Por tanto el enjuiciamiento de esta Sala debe limitarse al estudio de los motivos alegados por el recurrente sin extender su enjuiciamiento a otros que pudieron ser objeto de discusión y debate en la instancia, pero que no han sido esgrimidos con ocasión del recurso de apelación interpuesto contra la decisión adoptada en la instancia.

CUARTO.- Pasamos a analizar los motivos alegados por el recurrente para valorar la conformidad a derecho de la sentencia apelada que, como ya hemos expuesto, confirmó la resolución sancionadora si bien rebajó la sanción procedente por la comisión de una infracción calificada de grave y tipificada en el artículo 101.2.b) 2º de la Ley 29/2006, de 26 de julio, de Garantías y Uso Racional de los Medicamentos y Productos Sanitarios, a la cantidad de 60.000 euros, en lugar de los 80.000 euros aplicados en la resolución sancionadora.

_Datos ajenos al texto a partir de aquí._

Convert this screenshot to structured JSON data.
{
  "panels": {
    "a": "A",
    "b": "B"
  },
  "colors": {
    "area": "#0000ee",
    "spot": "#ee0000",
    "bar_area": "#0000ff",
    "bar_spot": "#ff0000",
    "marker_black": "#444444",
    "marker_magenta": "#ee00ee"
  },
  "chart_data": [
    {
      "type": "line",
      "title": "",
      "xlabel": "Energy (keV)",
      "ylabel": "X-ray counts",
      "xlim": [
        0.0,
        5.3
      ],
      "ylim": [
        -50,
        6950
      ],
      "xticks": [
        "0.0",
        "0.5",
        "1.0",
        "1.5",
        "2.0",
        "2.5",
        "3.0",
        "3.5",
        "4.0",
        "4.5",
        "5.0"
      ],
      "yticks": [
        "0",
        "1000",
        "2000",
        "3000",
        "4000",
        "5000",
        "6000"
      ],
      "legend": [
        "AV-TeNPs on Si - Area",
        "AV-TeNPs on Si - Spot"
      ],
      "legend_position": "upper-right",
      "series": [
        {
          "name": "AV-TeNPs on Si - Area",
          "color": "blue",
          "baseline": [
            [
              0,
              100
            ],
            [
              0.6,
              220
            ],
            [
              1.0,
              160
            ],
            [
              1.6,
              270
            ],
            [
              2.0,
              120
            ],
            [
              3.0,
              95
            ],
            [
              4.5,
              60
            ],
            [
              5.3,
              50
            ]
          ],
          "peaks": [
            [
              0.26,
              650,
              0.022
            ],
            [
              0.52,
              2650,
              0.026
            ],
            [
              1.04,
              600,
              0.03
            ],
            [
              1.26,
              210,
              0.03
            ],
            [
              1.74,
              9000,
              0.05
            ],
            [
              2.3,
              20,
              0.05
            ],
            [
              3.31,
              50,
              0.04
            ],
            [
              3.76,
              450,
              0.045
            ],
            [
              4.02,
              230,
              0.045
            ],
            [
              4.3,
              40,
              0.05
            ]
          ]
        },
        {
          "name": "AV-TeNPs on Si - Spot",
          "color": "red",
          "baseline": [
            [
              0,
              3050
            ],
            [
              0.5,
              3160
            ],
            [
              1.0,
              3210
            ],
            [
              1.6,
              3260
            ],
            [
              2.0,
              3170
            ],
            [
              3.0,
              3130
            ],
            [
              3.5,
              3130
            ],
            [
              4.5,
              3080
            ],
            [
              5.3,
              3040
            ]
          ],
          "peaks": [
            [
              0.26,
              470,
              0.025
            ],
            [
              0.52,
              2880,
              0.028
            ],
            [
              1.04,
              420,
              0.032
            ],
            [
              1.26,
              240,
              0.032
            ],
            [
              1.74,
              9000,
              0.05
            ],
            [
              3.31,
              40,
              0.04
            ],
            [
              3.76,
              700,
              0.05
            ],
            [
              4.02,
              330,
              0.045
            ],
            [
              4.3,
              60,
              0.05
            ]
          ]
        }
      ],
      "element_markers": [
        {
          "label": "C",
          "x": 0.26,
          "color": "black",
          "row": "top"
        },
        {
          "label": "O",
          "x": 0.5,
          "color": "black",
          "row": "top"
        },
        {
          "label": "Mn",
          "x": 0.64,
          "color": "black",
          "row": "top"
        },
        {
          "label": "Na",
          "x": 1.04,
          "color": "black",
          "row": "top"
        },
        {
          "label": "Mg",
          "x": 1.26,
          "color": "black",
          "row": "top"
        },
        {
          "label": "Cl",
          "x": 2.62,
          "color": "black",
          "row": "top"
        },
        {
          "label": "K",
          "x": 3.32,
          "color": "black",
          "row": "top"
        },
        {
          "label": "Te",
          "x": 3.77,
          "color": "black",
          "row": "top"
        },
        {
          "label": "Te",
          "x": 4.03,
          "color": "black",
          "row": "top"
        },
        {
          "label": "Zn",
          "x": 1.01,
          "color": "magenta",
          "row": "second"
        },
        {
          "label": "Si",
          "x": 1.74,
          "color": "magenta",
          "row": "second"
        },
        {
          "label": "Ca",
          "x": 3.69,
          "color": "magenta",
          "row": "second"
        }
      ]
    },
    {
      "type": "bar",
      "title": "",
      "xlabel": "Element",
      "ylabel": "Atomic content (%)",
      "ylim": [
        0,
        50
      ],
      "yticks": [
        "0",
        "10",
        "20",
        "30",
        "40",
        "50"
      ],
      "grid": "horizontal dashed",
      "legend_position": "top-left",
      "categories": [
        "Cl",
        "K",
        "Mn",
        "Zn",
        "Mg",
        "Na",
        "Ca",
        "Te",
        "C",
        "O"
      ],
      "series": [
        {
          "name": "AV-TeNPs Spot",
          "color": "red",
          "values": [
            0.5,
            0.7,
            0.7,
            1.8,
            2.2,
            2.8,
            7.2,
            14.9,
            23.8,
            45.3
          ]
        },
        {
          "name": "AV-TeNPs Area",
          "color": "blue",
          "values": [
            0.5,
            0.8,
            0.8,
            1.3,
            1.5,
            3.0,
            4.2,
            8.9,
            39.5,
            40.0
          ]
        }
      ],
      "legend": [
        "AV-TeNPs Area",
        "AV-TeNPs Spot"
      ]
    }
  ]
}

Como también hemos expuesto más arriba, y habida cuenta de que el recurso de apelación que venimos analizando ha sido interpuesto únicamente por el recurrente y sancionado, y no por la administración demandada, no se cuestiona en esta instancia el acierto de la sentencia apelada al rebajar la sanción inicialmente impuesta por la administración, a la cantidad de 60.000 euros, ello sin perjuicio de que también se insista por el apelante, y como petición subsidiaria del recurso de apelación por éel interpuesto, en que aún rebajada la cuantía de la sanción inicialmente impuesta por la administración, resulte procedente la imposición de una sanción minima en grado mínimo, esto es, inferior a la cantidad de 60.000 euros.

El actor y apelante fue sancionado por la comisión de una infracción administrativa calificada de grave y tipificada en el artículo 101.2.b) 2º de la Ley 29/2006, de 26 de julio, de Garantías y Uso Racional de los Medicamentos y Productos Sanitarios (vigente hasta el 24 de abril de 2012). Dicho artículo dispone que las infracciones se calificarán como leves, graves y muy graves atendiendo a los criterios de riesgos para la salud, cuantía del eventual beneficio obtenido, gravedad de la alteración sanitaria y social producida, generalización de la infracción y reincidencia; y también dispone que ' 2. Constituirán faltas administrativas y serán sancionadas en los términos previstos en el artículo siguiente, las infracciones que a continuación se tipifican:...b) Infracciones graves:....2.ª Elaborar, fabricar, importar, exportar, dispensar y distribuir medicamentos y productos sanitarios por personas físicas o jurídicas que no cuenten con la preceptiva autorización.'

Dicha Ley, en su Disposición Derogatoria Única, dispone que 'Quedan derogadas cuantas disposiciones se opongan a lo establecido en esta Ley y, en particular, la Ley 25/1990, de 20 de diciembre, del Medicamento.

Por su parte el artículo 68 (Garantías de accesibilidad y disponibilidad de los medicamentos), dispone que ' 1. La distribución de los medicamentos autorizados se realizará a través de almacenes mayoristas o directamente por el laboratorio titular de la autorización de comercialización de los mismos.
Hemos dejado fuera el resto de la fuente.